In the Pacific such was the enormity of the logistics requirements that a single squadron, the Hawaii-based VR-11, boasted a complement of 1,000 pilots, and at the height of the war all NATS aircraft in that theater logged 320.000 miles per week. The array of cargo delivered included equipment, personnel, and, most importantly for G.I.s, millions of pounds of mail. As the island-hopping campaign progressed, flight nurses became integral parts of the crews on some VR aircraft employed for casualty evacuation, with some personnel from VR-11 selected to man a new squadron, Air Transport Evacuation Squadron (VRE) 1. During the Okinawa campaign, VRE-1 aircraft covered nearly 1.25 million miles in evacuating nearly 10,000 casualties from the embattled island to hospitals on Guam.
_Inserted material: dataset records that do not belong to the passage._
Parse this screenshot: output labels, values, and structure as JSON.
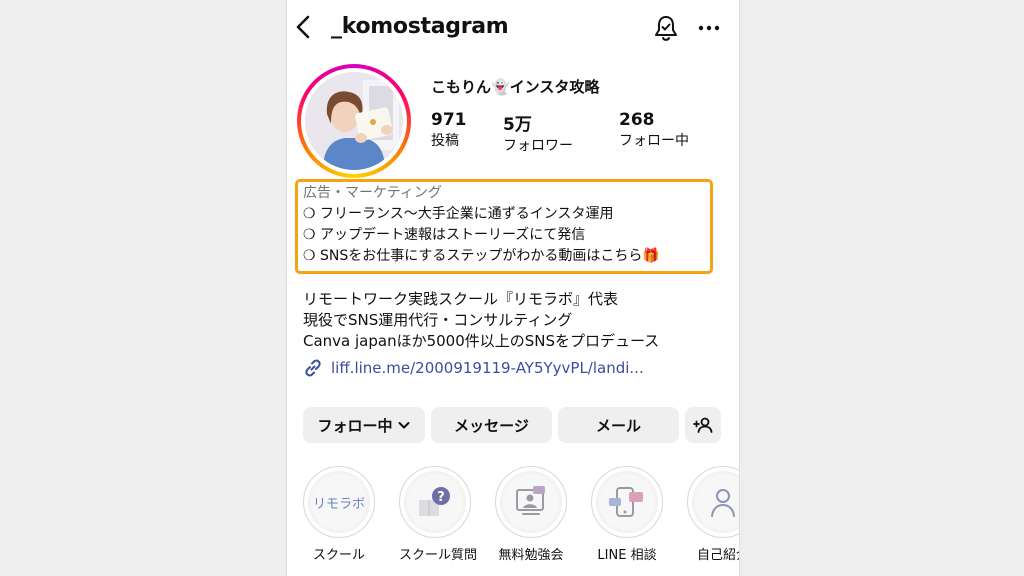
{
  "header": {
    "username": "_komostagram"
  },
  "profile": {
    "display_name": "こもりん👻インスタ攻略",
    "stats": [
      {
        "value": "971",
        "label": "投稿"
      },
      {
        "value": "5万",
        "label": "フォロワー"
      },
      {
        "value": "268",
        "label": "フォロー中"
      }
    ],
    "category": "広告・マーケティング",
    "bio_lines": [
      "❍ フリーランス〜大手企業に通ずるインスタ運用",
      "❍ アップデート速報はストーリーズにて発信",
      "❍ SNSをお仕事にするステップがわかる動画はこちら🎁"
    ],
    "description_lines": [
      "リモートワーク実践スクール『リモラボ』代表",
      "現役でSNS運用代行・コンサルティング",
      "Canva japanほか5000件以上のSNSをプロデュース"
    ],
    "link": "liff.line.me/2000919119-AY5YyvPL/landi..."
  },
  "actions": {
    "following": "フォロー中",
    "message": "メッセージ",
    "email": "メール"
  },
  "highlights": [
    {
      "label": "スクール",
      "cover_text": "リモラボ"
    },
    {
      "label": "スクール質問"
    },
    {
      "label": "無料勉強会"
    },
    {
      "label": "LINE 相談"
    },
    {
      "label": "自己紹介"
    }
  ],
  "colors": {
    "highlight_border": "#f5a213",
    "link": "#3a4fa0",
    "button_bg": "#efefef"
  }
}
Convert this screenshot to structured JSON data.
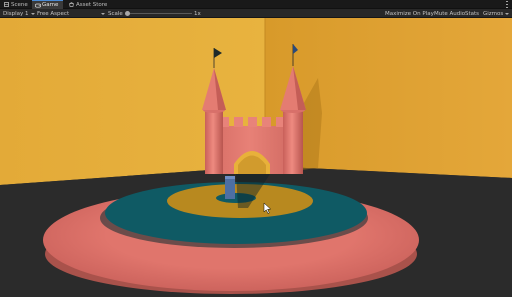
{
  "tabs": [
    {
      "label": "Scene",
      "icon": "scene-icon",
      "active": false
    },
    {
      "label": "Game",
      "icon": "game-icon",
      "active": true
    },
    {
      "label": "Asset Store",
      "icon": "asset-store-icon",
      "active": false
    }
  ],
  "toolbar": {
    "display": "Display 1",
    "aspect": "Free Aspect",
    "scale_label": "Scale",
    "scale_value": "1x",
    "maximize": "Maximize On Play",
    "mute": "Mute Audio",
    "stats": "Stats",
    "gizmos": "Gizmos"
  },
  "colors": {
    "wall": "#e8b13a",
    "floor": "#2b2b2b",
    "outer_disc": "#e47d73",
    "teal_ring": "#0f5b66",
    "gold_ring": "#b6891f",
    "castle": "#e57b73",
    "accent": "#4a8bd6"
  }
}
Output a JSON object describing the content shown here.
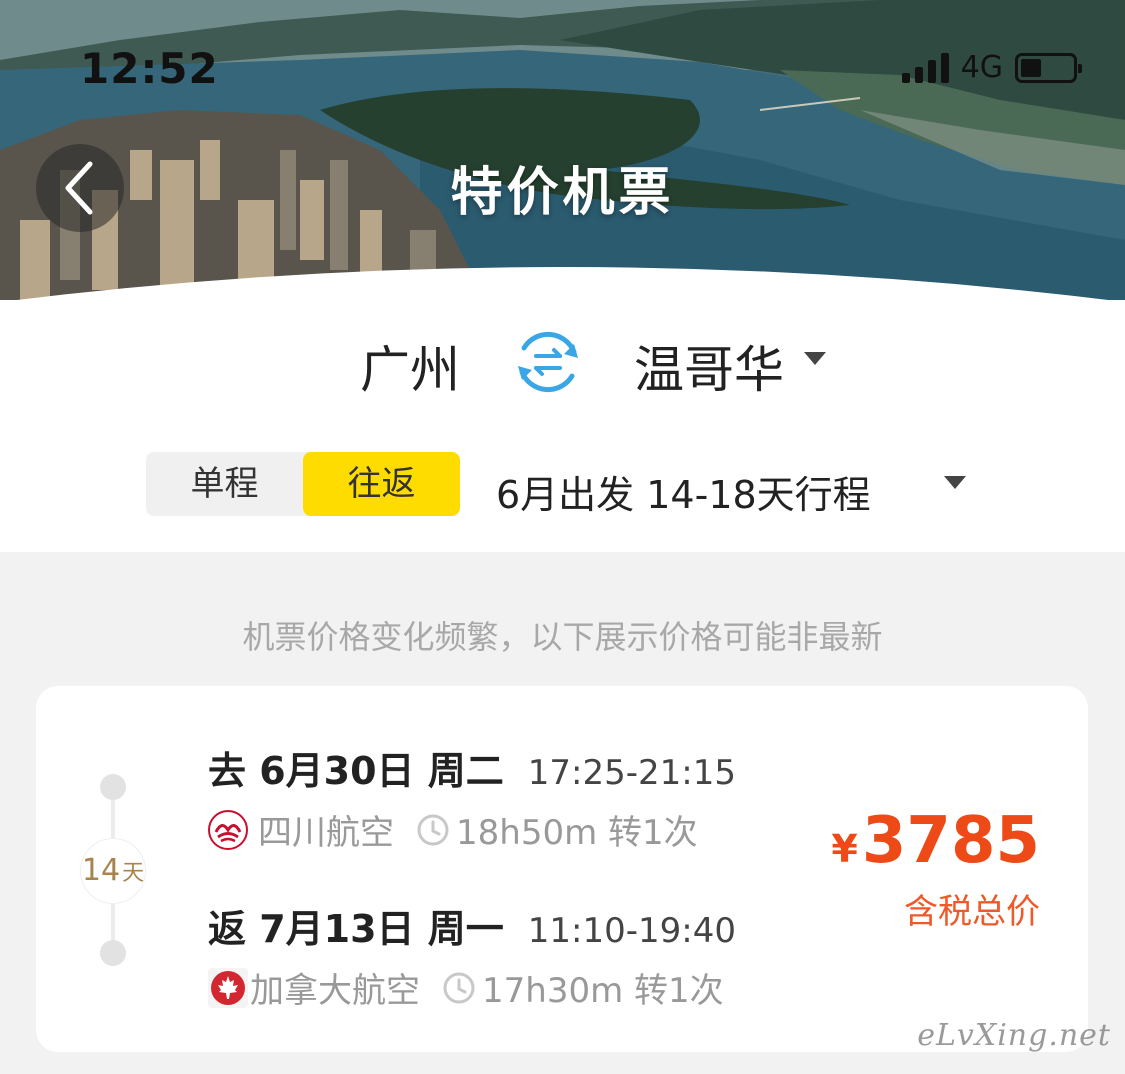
{
  "status_bar": {
    "time": "12:52",
    "network": "4G"
  },
  "header": {
    "title": "特价机票",
    "back_icon": "chevron-left-icon"
  },
  "route": {
    "from": "广州",
    "to": "温哥华",
    "swap_icon": "swap-icon",
    "accent": "#3aa6e6"
  },
  "trip": {
    "one_way_label": "单程",
    "round_trip_label": "往返",
    "selected": "往返",
    "description": "6月出发 14-18天行程",
    "accent": "#ffdc00"
  },
  "notice": "机票价格变化频繁，以下展示价格可能非最新",
  "offer": {
    "days": "14",
    "days_unit": "天",
    "outbound": {
      "title": "去 6月30日 周二",
      "time": "17:25-21:15",
      "airline": "四川航空",
      "duration": "18h50m 转1次"
    },
    "return": {
      "title": "返 7月13日 周一",
      "time": "11:10-19:40",
      "airline": "加拿大航空",
      "duration": "17h30m 转1次"
    },
    "currency": "¥",
    "price": "3785",
    "price_note": "含税总价",
    "price_color": "#ee4a17"
  },
  "watermark": "eLvXing.net"
}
The end of World War II brought the beginning of the end for NATS. The command survived until July 1, 1948, when after six and one half years of operations, it was disestablished after its squadrons had been consolidated with the Air Force Air Transport Command to form the Military Air Transport Service (MATS). Though VR squadron aircraft no longer had “Naval Air Transport Service” painted on their fuselages, their foundation would always be in that organization formed in the darkest days of World War II that was a lifeline for victory on the front lines of battle.